If one is asking about the flower of Saint-Exupéry, then my rejoinder is that one ought to read The Little Prince. But of course, one would really be asking about Charlie Gard, and Terri Schiavo, and all the rest of us who may some day be in their condition, or have a loved one who is. And to that question, my answer would be this:
There is an economy of love that knows next to nothing of the physical world. If someone loves a flower, this is good for the flower too—yes, even if the flower is for the time being through some circumstance neither pruned nor sheltered nor watered nor smelled. The flower too is happy, in the old sense related to “hap”; the flower is fortunate. And not fortunate because of the good things it received in the past or may receive in the future, but fortunate because it is loved, even if it is ignorant of that fact.
No one can deny that being loved is good, as being healthy or rich is a good. Health, however, is useless to a hypochondriac and riches are useless to a man who does not know that they are buried in his field. Health and riches are good for use; they are good when they are enjoyed; their value lies in their employment in various activities. But love and being loved are not good for activities; they are activities. One does not speak of “enjoying” loving or being loved (except callously); certainly we would judge that anyone who speaks of “using” love does not know what the word means. Other things are given a value by the human beings who have them: by the market, or the taste of the individual, or the customs of the country.
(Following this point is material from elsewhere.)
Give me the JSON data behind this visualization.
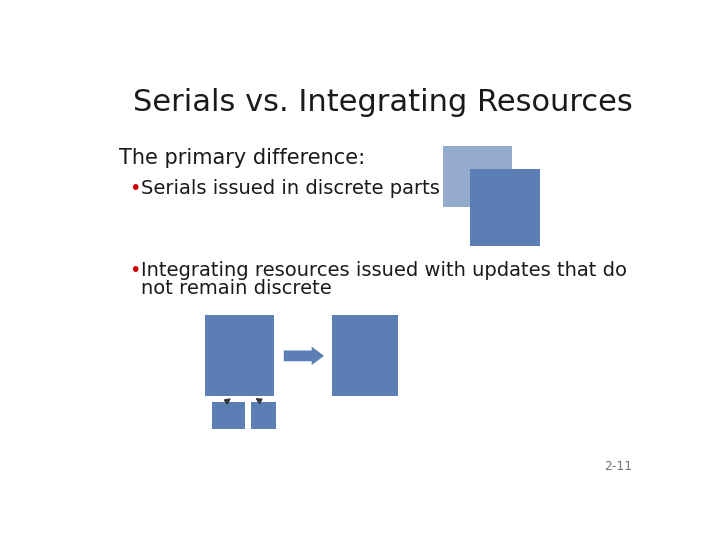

But love works in the other way: love cannot be made greater because human beings value it highly, nor can it be made less because human beings undervalue it; rather, love gives us value. We are what we are because we have been loved: by our spouses, our parents, our children, our friends, the strangers who change our bedpans—and by God. Most of all, by God.
I suppose to anyone who does not already take a supernatural interest in things, this will sound irrational. I am afraid that even to anyone who agrees with my ethical concerns, it may appear hopelessly soppy. But I do think that this is one of the true reasons why it is wrong to take an innocent life: because there is an intangible value to each person’s existence, making it in some perhaps mysterious wise worthwhile to them, due to the love they receive, an everlasting love which nevertheless bears up their existence in this brief particular moment of space and time.